L’affaire palestinienne n’était plus « la cause » des régimes arabes en raison des guerres et autres lignes de fractures, constate dans sa chronique Alain Frachon, éditorialiste au « Monde ».
La question palestinienne était devenue une affaire marginale. Ces vingt-cinq dernières années, les grandes chancelleries la traitaient en dossier secondaire. Elle était la grande oubliée d’un Moyen-Orient qui se déchirait pour d’autres causes. On ne parlait plus de la « centralité » du conflit israélo-palestinien. Cet affrontement avait perdu sa dimension systémique : il ne pouvait plus provoquer une nouvelle guerre dans la région. Ce temps-là est fini. La question palestinienne pourrait à nouveau embraser le Moyen-Orient. Les acteurs les plus concernés se précipitent comme des somnambules vers une guerre dont ils ne veulent pas mais qu’ils pourraient avoir du mal à contenir. Le face-à-face entre Israéliens et Palestiniens avait été rangé dans la catégorie des conflits gelés : il vient de réémerger, de façon atroce, retrouvant, pour partie, sa « centralité ».
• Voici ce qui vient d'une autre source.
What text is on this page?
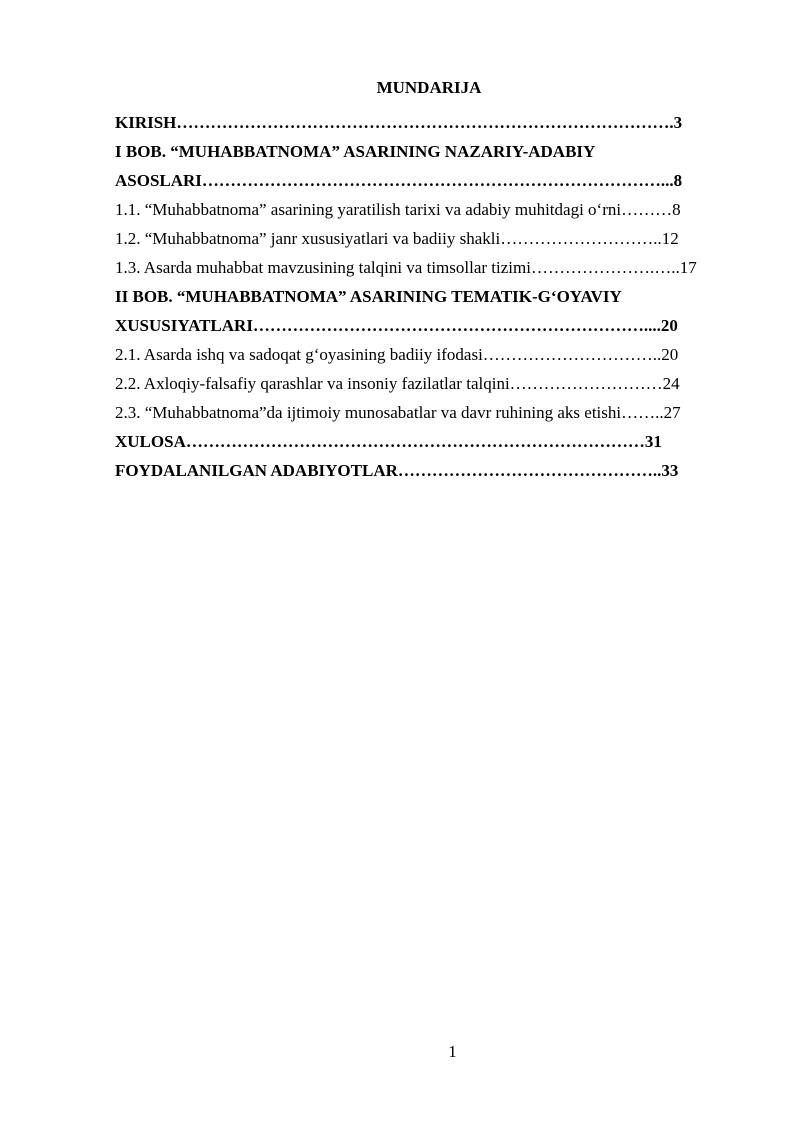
MUNDARIJA
KIRISH…………………………………………………………………………….3
I BOB. “MUHABBATNOMA” ASARINING NAZARIY-ADABIY
ASOSLARI………………………………………………………………………...8
1.1. “Muhabbatnoma” asarining yaratilish tarixi va adabiy muhitdagi o‘rni………8
1.2. “Muhabbatnoma” janr xususiyatlari va badiiy shakli………………………..12
1.3. Asarda muhabbat mavzusining talqini va timsollar tizimi………………….…..17
II BOB. “MUHABBATNOMA” ASARINING TEMATIK-G‘OYAVIY
XUSUSIYATLARI……………………………………………………………....20
2.1. Asarda ishq va sadoqat g‘oyasining badiiy ifodasi…………………………..20
2.2. Axloqiy-falsafiy qarashlar va insoniy fazilatlar talqini………………………24
2.3. “Muhabbatnoma”da ijtimoiy munosabatlar va davr ruhining aks etishi……..27
XULOSA………………………………………………………………………31
FOYDALANILGAN ADABIYOTLAR………………………………………..33
1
Aux prises avec les lendemains des attentats du 11 septembre 2001, le Moyen-Orient du « premier XXIe siècle », presque une génération déjà, a été emporté dans une spirale de violences sans rapport avec ce qui se joue entre Israéliens et Palestiniens. D’autres lignes de fractures ravageaient la région, notamment l’opposition entre le courant majoritaire de l’islam, le sunnisme, et sa branche minoritaire, le chiisme – le premier ayant pour chef de file l’Arabie saoudite et le second, la République islamique d’Iran.
Discours de guerre éternelle
Ces deux puissances vont s’affronter, par partis ou milices interposés, au Liban et, plus encore, en Syrie et au Yémen. Centaines de milliers de morts, millions de réfugiés, destruction de villes entières sous les bombardements indiscriminés des uns et des autres : à la manière d’une malédiction congénitale, la guerre a englué la région. Mais l’affaire palestinienne n’y était pour rien ; elle n’était plus « la cause » des régimes arabes.
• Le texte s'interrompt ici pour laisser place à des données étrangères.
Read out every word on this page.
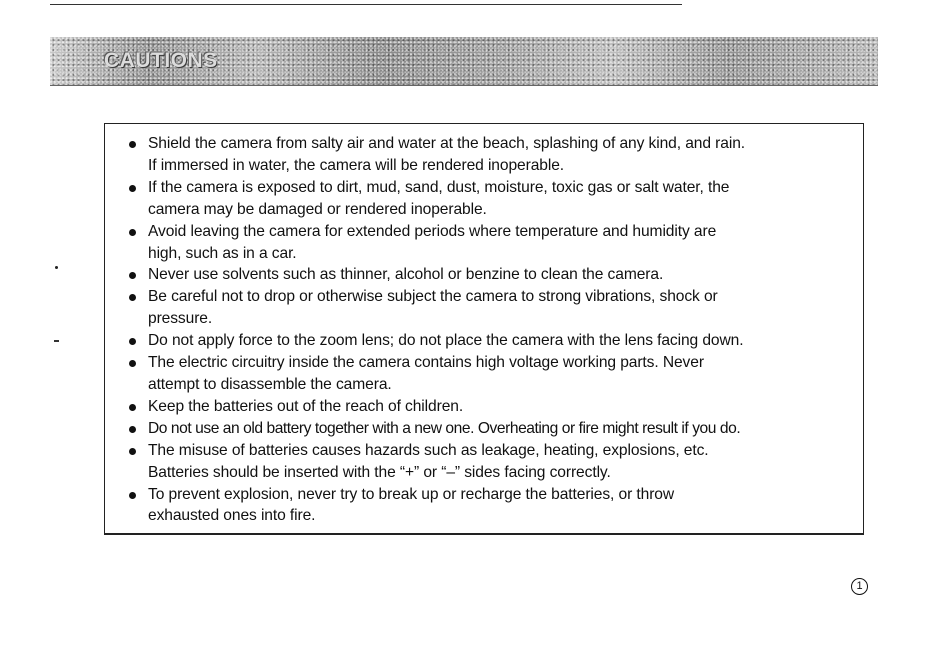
CAUTIONS
Shield the camera from salty air and water at the beach, splashing of any kind, and rain.
If immersed in water, the camera will be rendered inoperable.
If the camera is exposed to dirt, mud, sand, dust, moisture, toxic gas or salt water, the
camera may be damaged or rendered inoperable.
Avoid leaving the camera for extended periods where temperature and humidity are
high, such as in a car.
Never use solvents such as thinner, alcohol or benzine to clean the camera.
Be careful not to drop or otherwise subject the camera to strong vibrations, shock or
pressure.
Do not apply force to the zoom lens; do not place the camera with the lens facing down.
The electric circuitry inside the camera contains high voltage working parts. Never
attempt to disassemble the camera.
Keep the batteries out of the reach of children.
Do not use an old battery together with a new one. Overheating or fire might result if you do.
The misuse of batteries causes hazards such as leakage, heating, explosions, etc.
Batteries should be inserted with the “+” or “–” sides facing correctly.
To prevent explosion, never try to break up or recharge the batteries, or throw
exhausted ones into fire.
1
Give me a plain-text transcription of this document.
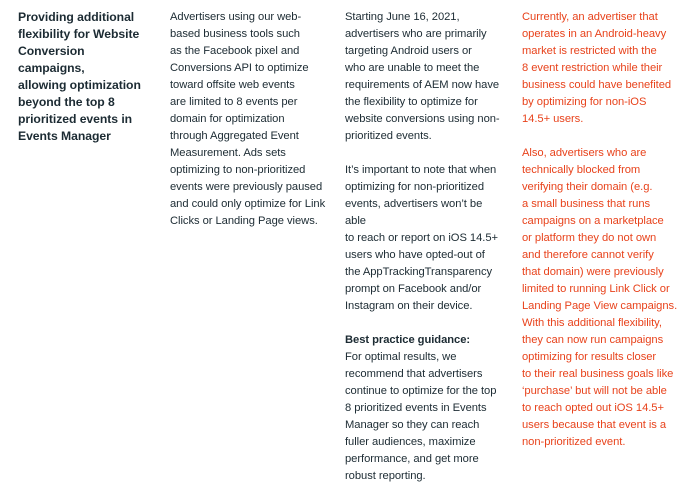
Providing additional

flexibility for Website

Conversion campaigns,

allowing optimization

beyond the top 8

prioritized events in

Events Manager

Advertisers using our web-

based business tools such

as the Facebook pixel and

Conversions API to optimize

toward offsite web events

are limited to 8 events per

domain for optimization

through Aggregated Event

Measurement. Ads sets

optimizing to non-prioritized

events were previously paused

and could only optimize for Link

Clicks or Landing Page views.

Starting June 16, 2021,

advertisers who are primarily

targeting Android users or

who are unable to meet the

requirements of AEM now have

the flexibility to optimize for

website conversions using non-

prioritized events.

It’s important to note that when

optimizing for non-prioritized

events, advertisers won’t be able

to reach or report on iOS 14.5+

users who have opted-out of

the AppTrackingTransparency

prompt on Facebook and/or

Instagram on their device.

Best practice guidance:

For optimal results, we

recommend that advertisers

continue to optimize for the top

8 prioritized events in Events

Manager so they can reach

fuller audiences, maximize

performance, and get more

robust reporting.

Currently, an advertiser that

operates in an Android-heavy

market is restricted with the

8 event restriction while their

business could have benefited

by optimizing for non-iOS

14.5+ users.

Also, advertisers who are

technically blocked from

verifying their domain (e.g.

a small business that runs

campaigns on a marketplace

or platform they do not own

and therefore cannot verify

that domain) were previously

limited to running Link Click or

Landing Page View campaigns.

With this additional flexibility,

they can now run campaigns

optimizing for results closer

to their real business goals like

‘purchase’ but will not be able

to reach opted out iOS 14.5+

users because that event is a

non-prioritized event.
D’autant que ceux-là, occupés à contenir l’impérialisme iranien au Moyen-Orient, se sont rapprochés d’Israël sans la moindre considération pour leurs « frères » palestiniens. Dans cet isolement, ces derniers ont leur part de responsabilité, avec, notamment, un mouvement national divisé. L’une de ses branches, le Hamas, auteur des massacres du 7 octobre, cultive un discours de guerre éternelle à « l’entité sioniste ».
Partout dans le monde arabe, la férocité de la réplique israélienne sur Gaza a réveillé l’opinion, cette « rue arabe » restée indifférente aux bombardements saoudiens sur le Yémen ou au matraquage des villes de Syrie par l’aviation russe et celle du régime de Damas… Au Caire, à Amman ou à Ryad, les régimes sont terrorisés par cette mobilisation. Fragilisés, ils se refusent à condamner le Hamas. Ils n’osent même pas rencontrer le président des EtatsUnis, Joe Biden.
Au minimum, le mouvement de normalisation arabe avec Israël est suspendu. L’Iran s’en réjouit, qui voit un coup d’arrêt, au moins provisoire, à la constitution d’un front commun israéloarabe contre Téhéran. La République islamique a ses relais arabes : Hezbollah au Liban et en Syrie, houtistes du Yémen, milices chiites d’Irak et Hamas palestinien. Ces groupes dépendent de l’Iran, mais chacun est aussi un acteur local : ils doivent tenir compte de leur environnement national. L’ensemble forme « l’axe de la résistance », sorte de front du refus qui porte aux nues « l’exploit » du Hamas début octobre, et réitère, jour après jour, sa promesse d’en finir avec Israël.
Ces mots les engagent. Leur ambition affichée est la source de leur popularité locale. Leur crédibilité dépend de leur fidélité à leur parole. Peuvent-ils rester sans réagir à l’opération terrestre israélienne contre le Hamas ? La question vaut pour la République islamique comme pour ses filiales arabes. Déjà, la plus puissante des milices pro-iraniennes, le Hezbollah, multiplie les accrochages à la frontière israélo-libanaise. Drones tirés par les houthistes, roquettes lancées par un groupe irakien : le conflit s’étend.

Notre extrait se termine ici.